What changes are coming in?

Romain Grosjean - Ambulance after Bahrain accident
Credit: Haas F1 Tem

The FIA has issued an extensive list of key safety research projections that are ongoing that draw on the findings of the investigation.

In terms of the car, survival cell front geometry and load test regulation is being evaluated, as is the geometry of the front of the survival cell.

Rear-view mirrors are being reviewed, along with steering column mountings and the requirements of the headrest assembly.

The failure modes of the power unit mounting are also being analysed along with research into wheel tethers, the improvement of safety fuel bladder installation and FIA standards across all single-seater categories. As part of this, fuel homologation will also include the requirement to be compatible with the fuel bladder material.

Track design is also being improved, with increased functionality for circuit safety analysis software (CSAS), as well as a review of barrier openings and a review of the guidelines for circuit homologation.

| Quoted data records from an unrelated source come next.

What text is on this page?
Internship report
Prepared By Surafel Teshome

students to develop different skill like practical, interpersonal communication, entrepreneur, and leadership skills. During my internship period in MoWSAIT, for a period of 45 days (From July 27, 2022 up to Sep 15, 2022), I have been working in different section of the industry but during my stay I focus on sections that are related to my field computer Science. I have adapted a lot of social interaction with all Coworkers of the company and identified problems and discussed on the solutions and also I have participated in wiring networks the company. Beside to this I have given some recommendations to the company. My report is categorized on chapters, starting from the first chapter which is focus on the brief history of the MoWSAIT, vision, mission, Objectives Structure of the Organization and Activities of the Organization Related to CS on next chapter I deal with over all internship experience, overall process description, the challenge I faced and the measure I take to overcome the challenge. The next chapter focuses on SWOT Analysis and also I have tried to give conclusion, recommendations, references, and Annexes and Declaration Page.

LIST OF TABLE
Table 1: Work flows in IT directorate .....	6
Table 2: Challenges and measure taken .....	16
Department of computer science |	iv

An investigation has also begun into improving the heat transfer index of gloves after Grosjean suffered burns that left Grosjean in hospital and with bandages in the following weeks of the accident.

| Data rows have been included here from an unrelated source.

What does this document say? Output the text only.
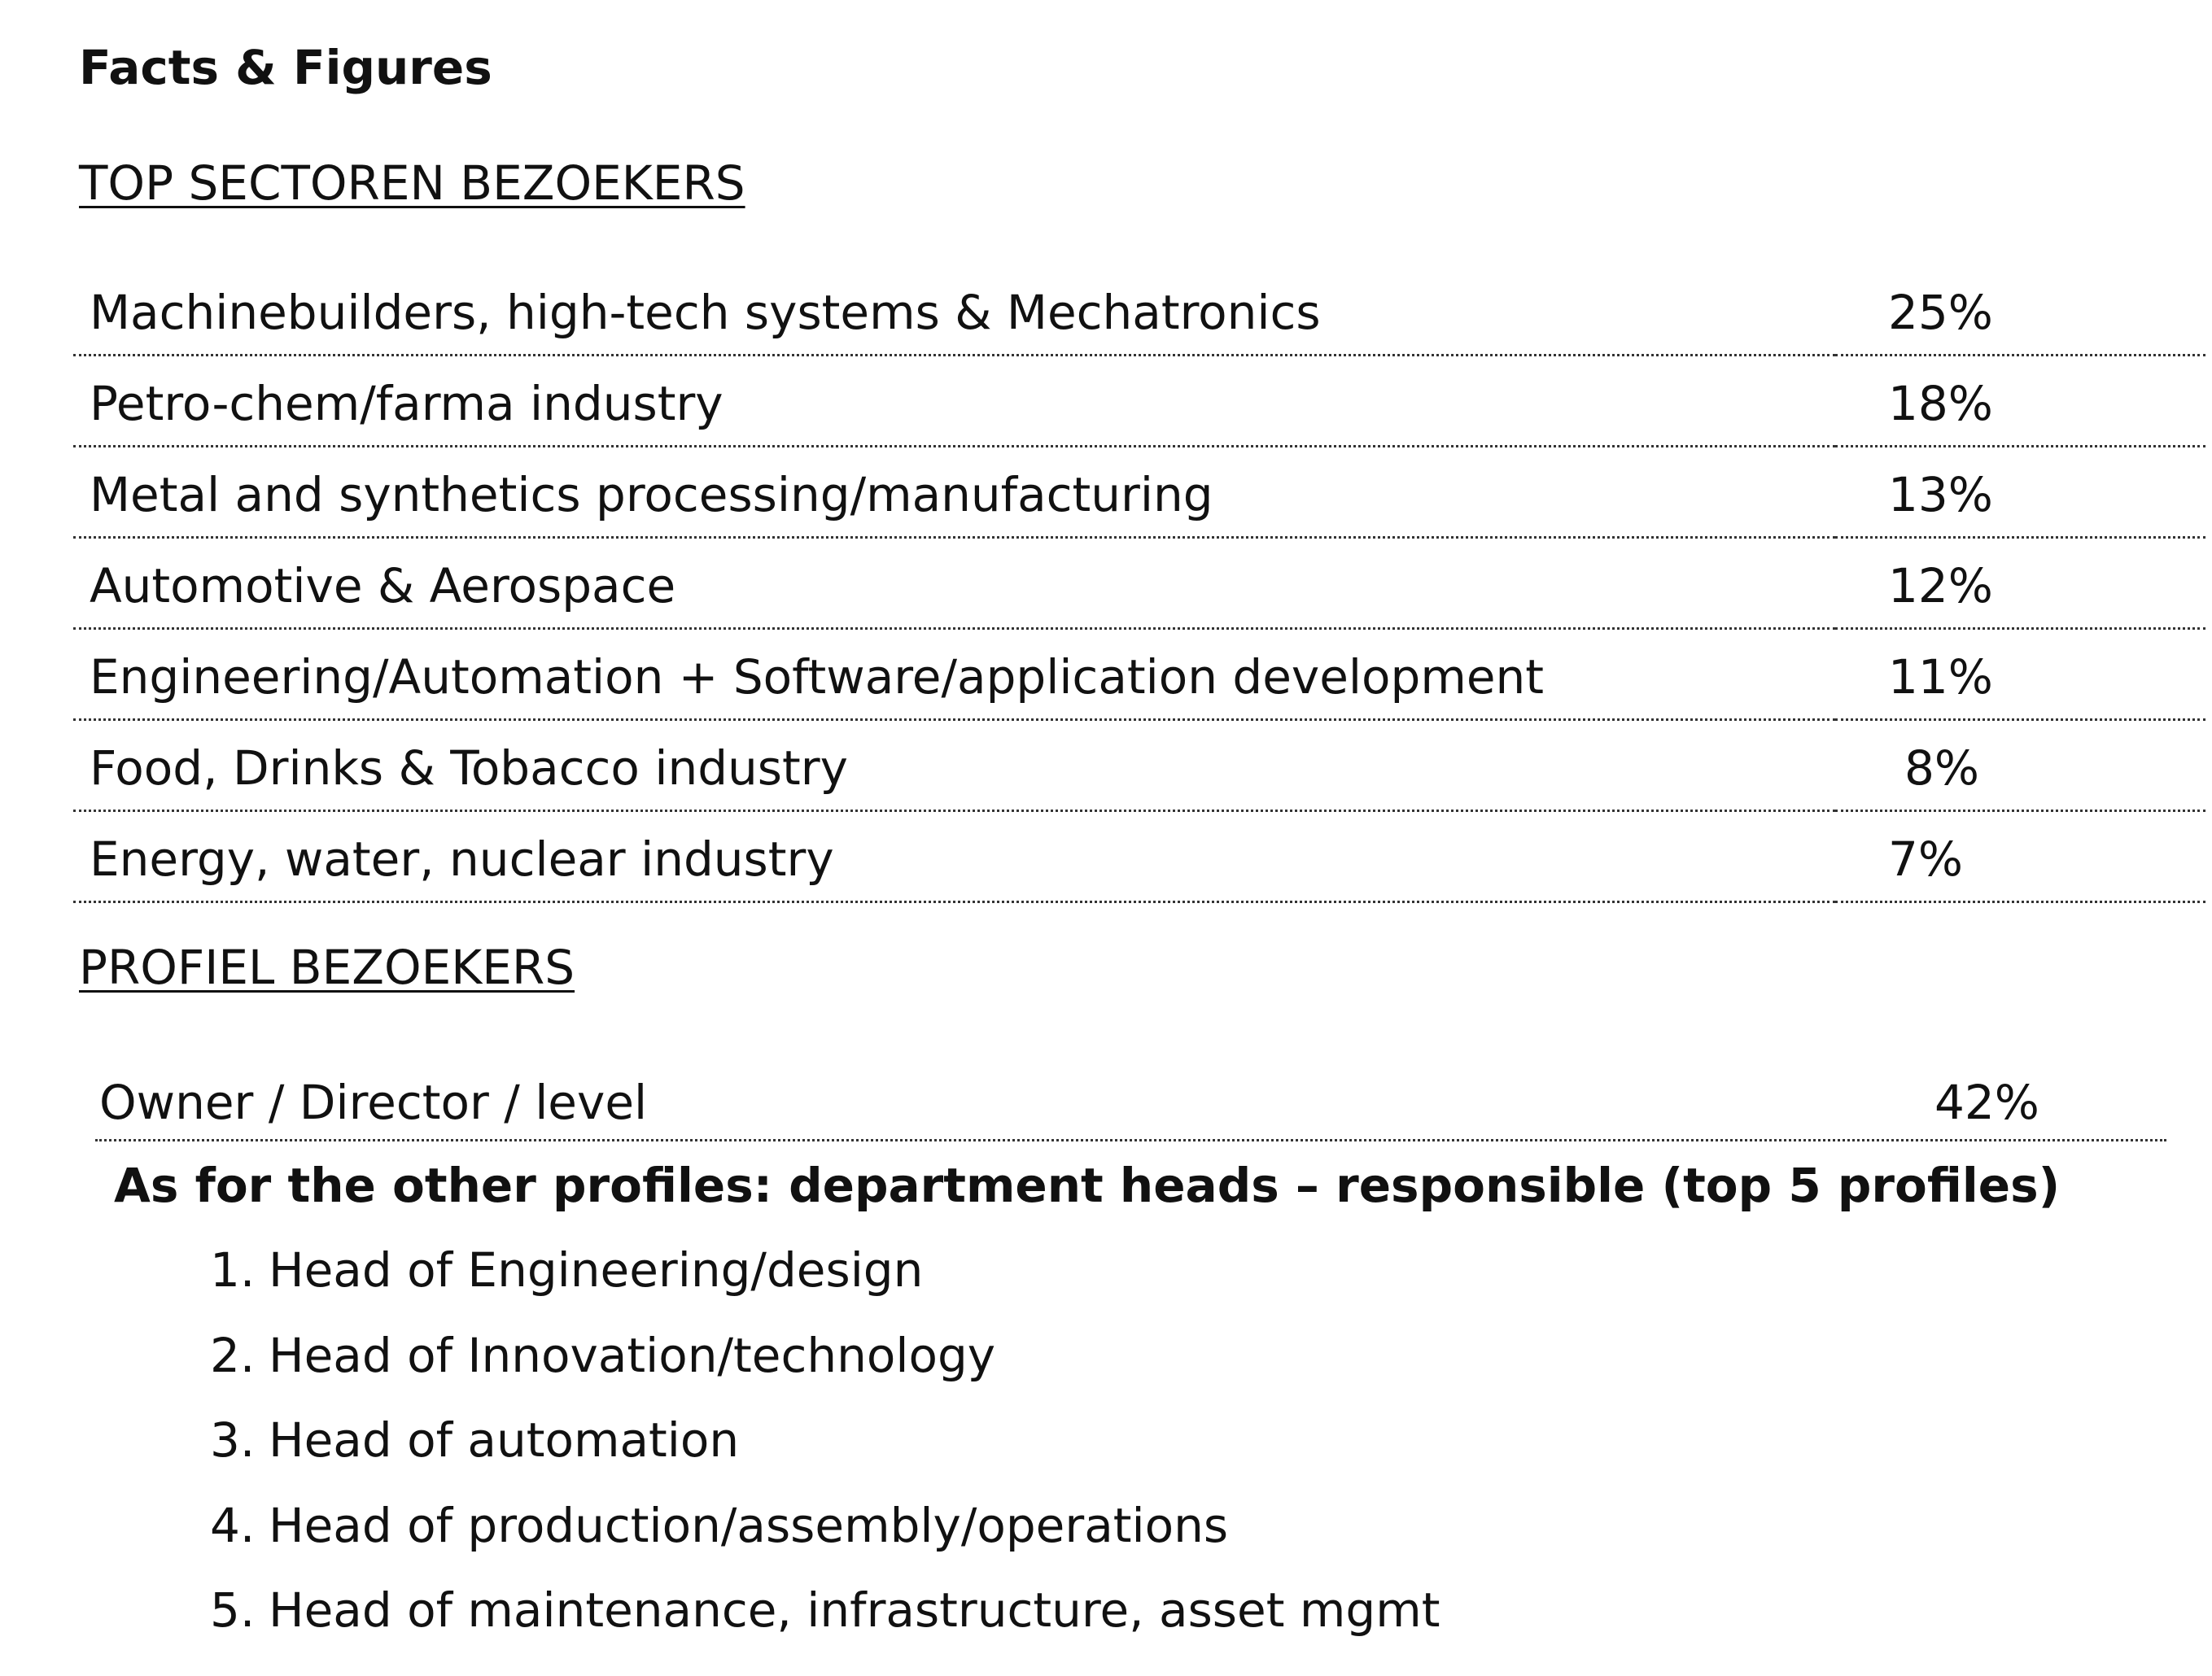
Facts & Figures
TOP SECTOREN BEZOEKERS
Machinebuilders, high-tech systems & Mechatronics	25%
Petro-chem/farma industry	18%
Metal and synthetics processing/manufacturing	13%
Automotive & Aerospace	12%
Engineering/Automation + Software/application development	11%
Food, Drinks & Tobacco industry	8%
Energy, water, nuclear industry	7%
PROFIEL BEZOEKERS
Owner / Director / level	42%
As for the other profiles: department heads – responsible (top 5 profiles)
1. Head of Engineering/design
2. Head of Innovation/technology
3. Head of automation
4. Head of production/assembly/operations
5. Head of maintenance, infrastructure, asset mgmt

This is one of several areas of driver protection set to be studied for improvement, which includes the visor opening/locking mechanisms and their capacity to withstand fire and also a more reliable fire resistancy aswell as the possibility of an improved activation systems for onboard fire extinguishers.

Rescue vehicles are also being updated with additional guidance and training for all member organisations, despite the Medical Car being on scene for Grosjean’s assistance quickly. Aswell as the race being red-flagged in 5.5 seconds after the impact.

The FIA safety department also plans further research projects that include options for proximity warning systems and electronic visibility aids, improvements to existing barriers, novel barrier systems and fire-fighting and protective equipment.